Euro news reported that the new Head of EU Border Agency Hans Leijtens, at a press conference in Brussels on January 19, categorically stated that he would follow three “guiding principles” during his tenure: accountability, respect for fundamental rights and transparency. He also made his stance clear about ‘Pushbacks’ and said they are not legal and should be prohibited. It must be remembered that International Organisation for Migration (IOM) in its report confirmed that at least 252 migrants had died as a direct result of illegal pushbacks or forced expulsions by ‘European authorities’ from 2014 to October 2022. IOM reports that 97 of the pushbacks-related deaths were documented in the Central Mediterranean, 70 in the Eastern Mediterranean, 58 on the Turkey-Greece land border, 23 in the Western Mediterranean, and four on the Belarus-Poland border. IOM report further said that 29,000 people died on migration routes to Europe since 2014. The deadliest migration route remains the Central Mediterranean from Syria, Libya and Tunisia towards Malta or Italy, with migrants crossing the seas in rickety rafts.
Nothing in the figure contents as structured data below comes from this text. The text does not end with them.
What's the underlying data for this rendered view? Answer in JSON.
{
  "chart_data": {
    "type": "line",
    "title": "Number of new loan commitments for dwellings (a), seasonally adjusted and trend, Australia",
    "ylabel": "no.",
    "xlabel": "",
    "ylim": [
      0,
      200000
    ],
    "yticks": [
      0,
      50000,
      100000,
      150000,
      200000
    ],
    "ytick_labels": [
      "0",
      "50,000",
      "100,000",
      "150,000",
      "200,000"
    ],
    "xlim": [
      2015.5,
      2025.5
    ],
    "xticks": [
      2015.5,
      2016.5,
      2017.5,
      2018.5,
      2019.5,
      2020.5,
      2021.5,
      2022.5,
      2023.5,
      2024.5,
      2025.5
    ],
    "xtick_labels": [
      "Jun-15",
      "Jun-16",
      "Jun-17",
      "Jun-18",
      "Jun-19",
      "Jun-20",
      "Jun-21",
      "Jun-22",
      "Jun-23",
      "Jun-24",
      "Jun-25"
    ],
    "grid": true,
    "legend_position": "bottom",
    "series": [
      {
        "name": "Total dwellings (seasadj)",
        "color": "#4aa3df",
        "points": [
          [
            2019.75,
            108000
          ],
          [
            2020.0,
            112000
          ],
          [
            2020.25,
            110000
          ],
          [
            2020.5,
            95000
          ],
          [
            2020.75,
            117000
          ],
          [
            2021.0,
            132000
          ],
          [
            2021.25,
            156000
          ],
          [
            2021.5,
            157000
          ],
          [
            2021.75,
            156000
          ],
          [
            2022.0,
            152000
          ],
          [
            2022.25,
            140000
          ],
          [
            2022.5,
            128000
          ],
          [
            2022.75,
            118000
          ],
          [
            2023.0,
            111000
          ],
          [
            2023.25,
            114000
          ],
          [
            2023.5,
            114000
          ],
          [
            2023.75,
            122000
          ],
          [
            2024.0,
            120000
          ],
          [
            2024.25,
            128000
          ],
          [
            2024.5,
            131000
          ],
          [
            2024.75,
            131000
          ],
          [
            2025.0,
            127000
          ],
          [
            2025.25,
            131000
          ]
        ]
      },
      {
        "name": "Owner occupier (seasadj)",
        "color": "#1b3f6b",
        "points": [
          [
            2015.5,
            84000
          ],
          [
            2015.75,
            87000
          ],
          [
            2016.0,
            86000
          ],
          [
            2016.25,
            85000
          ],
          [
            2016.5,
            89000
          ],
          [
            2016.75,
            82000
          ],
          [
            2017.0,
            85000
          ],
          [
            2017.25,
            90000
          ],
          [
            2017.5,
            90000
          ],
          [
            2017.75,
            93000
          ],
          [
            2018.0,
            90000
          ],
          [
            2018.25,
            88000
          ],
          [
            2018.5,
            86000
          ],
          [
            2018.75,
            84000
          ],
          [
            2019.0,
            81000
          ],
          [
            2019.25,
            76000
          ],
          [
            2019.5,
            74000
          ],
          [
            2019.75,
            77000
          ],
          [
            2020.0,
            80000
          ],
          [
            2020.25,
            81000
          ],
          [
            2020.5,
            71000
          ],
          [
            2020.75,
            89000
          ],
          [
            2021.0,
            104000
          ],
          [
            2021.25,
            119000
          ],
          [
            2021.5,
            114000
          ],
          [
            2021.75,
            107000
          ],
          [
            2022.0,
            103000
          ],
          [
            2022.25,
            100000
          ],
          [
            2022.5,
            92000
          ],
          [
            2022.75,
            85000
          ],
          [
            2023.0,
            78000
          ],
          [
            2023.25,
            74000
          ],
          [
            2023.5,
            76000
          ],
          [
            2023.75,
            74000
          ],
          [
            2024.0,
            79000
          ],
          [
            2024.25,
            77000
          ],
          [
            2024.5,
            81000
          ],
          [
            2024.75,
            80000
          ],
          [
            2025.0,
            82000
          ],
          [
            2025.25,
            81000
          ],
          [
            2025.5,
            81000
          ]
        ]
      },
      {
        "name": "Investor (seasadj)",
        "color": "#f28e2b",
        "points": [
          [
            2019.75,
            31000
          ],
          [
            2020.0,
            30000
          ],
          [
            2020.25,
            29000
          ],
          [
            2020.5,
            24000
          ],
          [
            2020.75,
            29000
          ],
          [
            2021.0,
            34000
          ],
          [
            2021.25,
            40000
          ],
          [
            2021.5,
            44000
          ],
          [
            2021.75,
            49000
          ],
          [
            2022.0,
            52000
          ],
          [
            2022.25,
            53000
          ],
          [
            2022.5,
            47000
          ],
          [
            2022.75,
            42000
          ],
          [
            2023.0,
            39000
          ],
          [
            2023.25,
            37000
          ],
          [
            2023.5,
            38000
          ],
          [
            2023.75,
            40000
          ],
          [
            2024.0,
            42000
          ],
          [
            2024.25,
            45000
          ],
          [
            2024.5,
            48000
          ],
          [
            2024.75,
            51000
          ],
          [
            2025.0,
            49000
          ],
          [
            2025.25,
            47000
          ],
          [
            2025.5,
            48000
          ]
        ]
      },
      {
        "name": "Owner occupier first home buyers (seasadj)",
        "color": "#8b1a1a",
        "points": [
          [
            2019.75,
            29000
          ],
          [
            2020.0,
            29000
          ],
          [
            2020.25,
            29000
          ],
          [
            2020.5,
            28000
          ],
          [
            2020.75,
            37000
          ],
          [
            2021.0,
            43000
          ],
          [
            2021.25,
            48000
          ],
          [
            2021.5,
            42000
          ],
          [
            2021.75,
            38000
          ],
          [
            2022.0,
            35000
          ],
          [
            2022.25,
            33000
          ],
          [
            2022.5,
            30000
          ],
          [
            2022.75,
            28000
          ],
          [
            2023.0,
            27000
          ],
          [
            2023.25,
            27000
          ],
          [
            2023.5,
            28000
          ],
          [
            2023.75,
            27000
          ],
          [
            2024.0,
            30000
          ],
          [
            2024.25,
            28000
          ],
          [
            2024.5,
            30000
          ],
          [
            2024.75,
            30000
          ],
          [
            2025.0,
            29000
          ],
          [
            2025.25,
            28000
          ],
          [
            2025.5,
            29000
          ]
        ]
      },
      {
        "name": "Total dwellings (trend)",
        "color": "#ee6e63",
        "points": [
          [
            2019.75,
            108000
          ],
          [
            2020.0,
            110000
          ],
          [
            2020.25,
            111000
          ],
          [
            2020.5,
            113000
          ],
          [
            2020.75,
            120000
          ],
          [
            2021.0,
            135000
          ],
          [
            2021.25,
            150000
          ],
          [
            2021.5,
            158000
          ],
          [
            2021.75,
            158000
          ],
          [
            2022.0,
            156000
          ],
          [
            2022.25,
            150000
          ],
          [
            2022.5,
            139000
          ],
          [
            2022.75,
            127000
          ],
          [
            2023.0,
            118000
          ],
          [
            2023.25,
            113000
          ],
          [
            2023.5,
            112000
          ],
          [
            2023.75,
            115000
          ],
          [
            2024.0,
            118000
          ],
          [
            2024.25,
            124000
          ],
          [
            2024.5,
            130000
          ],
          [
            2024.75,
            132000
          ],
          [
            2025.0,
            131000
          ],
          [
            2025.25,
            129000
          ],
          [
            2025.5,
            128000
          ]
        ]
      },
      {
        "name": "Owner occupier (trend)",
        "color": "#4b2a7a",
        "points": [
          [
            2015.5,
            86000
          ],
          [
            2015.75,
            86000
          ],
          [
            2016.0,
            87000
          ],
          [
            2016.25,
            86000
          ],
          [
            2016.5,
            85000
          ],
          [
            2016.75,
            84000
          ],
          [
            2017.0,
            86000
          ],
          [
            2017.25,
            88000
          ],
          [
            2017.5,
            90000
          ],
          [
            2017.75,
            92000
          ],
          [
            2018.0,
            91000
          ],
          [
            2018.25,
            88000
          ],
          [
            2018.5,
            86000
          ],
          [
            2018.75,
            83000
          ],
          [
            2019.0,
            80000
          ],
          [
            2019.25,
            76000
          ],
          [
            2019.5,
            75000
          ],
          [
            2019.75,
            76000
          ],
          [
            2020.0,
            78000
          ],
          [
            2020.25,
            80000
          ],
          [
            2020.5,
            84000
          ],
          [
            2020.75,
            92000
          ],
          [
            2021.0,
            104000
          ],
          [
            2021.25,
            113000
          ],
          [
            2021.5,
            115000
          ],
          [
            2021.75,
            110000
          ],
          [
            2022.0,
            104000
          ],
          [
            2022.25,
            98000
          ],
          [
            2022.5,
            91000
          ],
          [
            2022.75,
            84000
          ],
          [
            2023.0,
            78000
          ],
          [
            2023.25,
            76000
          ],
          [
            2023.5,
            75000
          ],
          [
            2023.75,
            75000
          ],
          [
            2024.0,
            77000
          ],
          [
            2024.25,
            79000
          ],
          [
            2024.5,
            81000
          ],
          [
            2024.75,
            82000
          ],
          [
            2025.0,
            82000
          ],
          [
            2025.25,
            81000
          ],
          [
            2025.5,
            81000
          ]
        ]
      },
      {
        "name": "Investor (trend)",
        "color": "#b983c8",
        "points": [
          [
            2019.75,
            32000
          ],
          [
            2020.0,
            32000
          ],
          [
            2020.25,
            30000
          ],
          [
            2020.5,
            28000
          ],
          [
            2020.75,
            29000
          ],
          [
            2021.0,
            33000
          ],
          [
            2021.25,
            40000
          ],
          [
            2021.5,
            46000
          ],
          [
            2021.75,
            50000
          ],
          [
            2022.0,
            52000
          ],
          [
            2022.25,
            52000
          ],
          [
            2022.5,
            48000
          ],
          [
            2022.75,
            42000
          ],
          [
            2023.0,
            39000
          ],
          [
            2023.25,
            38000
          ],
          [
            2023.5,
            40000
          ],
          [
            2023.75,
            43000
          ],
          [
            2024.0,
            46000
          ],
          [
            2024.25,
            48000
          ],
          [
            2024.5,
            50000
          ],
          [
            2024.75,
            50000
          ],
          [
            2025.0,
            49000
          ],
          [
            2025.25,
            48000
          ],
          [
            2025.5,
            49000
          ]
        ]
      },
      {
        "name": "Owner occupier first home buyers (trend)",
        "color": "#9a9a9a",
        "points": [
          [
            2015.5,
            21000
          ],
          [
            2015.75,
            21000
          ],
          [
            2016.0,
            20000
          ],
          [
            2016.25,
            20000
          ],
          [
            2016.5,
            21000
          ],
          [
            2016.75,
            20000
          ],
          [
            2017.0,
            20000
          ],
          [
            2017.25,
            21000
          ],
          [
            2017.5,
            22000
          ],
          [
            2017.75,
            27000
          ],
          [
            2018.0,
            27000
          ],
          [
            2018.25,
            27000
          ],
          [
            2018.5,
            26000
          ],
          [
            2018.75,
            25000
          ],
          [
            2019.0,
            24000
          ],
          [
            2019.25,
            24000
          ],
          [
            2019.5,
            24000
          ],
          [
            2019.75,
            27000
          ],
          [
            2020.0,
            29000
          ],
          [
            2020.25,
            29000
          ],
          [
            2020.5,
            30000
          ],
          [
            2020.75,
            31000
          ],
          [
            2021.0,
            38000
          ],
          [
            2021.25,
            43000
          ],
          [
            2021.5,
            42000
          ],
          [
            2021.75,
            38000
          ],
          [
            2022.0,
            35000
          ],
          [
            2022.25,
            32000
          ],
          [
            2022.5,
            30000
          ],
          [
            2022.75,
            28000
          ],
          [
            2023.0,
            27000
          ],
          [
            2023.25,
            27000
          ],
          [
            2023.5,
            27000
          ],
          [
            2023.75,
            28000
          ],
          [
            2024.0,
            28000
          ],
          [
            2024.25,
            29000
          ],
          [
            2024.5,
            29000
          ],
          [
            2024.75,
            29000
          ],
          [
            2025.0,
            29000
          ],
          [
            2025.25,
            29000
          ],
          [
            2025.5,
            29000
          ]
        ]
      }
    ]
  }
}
We remember that Britain even before Brexit decided that all asylum seekers entering Britain via the English Channel will be push backed as they must seek refuge at the first point of their entry into the EU. The Belarus refugee crisis is fresh enough to remind us that suffering human beings must have kept in mind while fleeing war and misery that they need to know the legal entry points of their illegal entry. They must negotiate with human smugglers the political scenario of Europe and then choose an entry point that can secure their human rights otherwise they will be considered a threat or a political weapon and will pushed back to no-lands.
Hans Leijten’s views are a beacon of hope for suffering humanity as he categorically rejected the idea of subjective humanity. There is no doubt that EU standards of human rights have always been based on a superior moral compass. However, overwhelming influx of people seeking refuge in the EU has established another fact that this moral compass has a threshold and can break after a certain point. This basic weakness has provided fertile ground for hatemongers to sow that seed of fear in society for the sole purpose of domestic political gain. Recent history has witnessed barbed wire fence in Hungary, prison-like caged facilities in the EU bordering countries for refugees, and even pushback laws for refugee children and women.
EU economic crisis and the general population’s reservations about their resource distribution are understandable but pushback is not the answer. The solution lies much deeper into the reasons for human displacement and mass immigration.
EU’s recent refugee crisis is almost 90% related to the Iraq, Syria and Afghan wars and the EU had to bear the brunt of such wars due to its direct or indirect involvement in these conflicts. EU’s politicians must reassess the NATO-led war adventure in which the catalyst, the USA, being far from the war zones never got affected the way the EU got affected. These wars are all fought under the pretense of saving humanity, and the EU had to bear the brunt of this rhetoric which of course affected the EU from the level of demographic change to their social welfare system. I am repeatedly writing that is the high time for EU to set its own priorities and learn to say no.
Published in The Express Tribune, January 26th, 2023.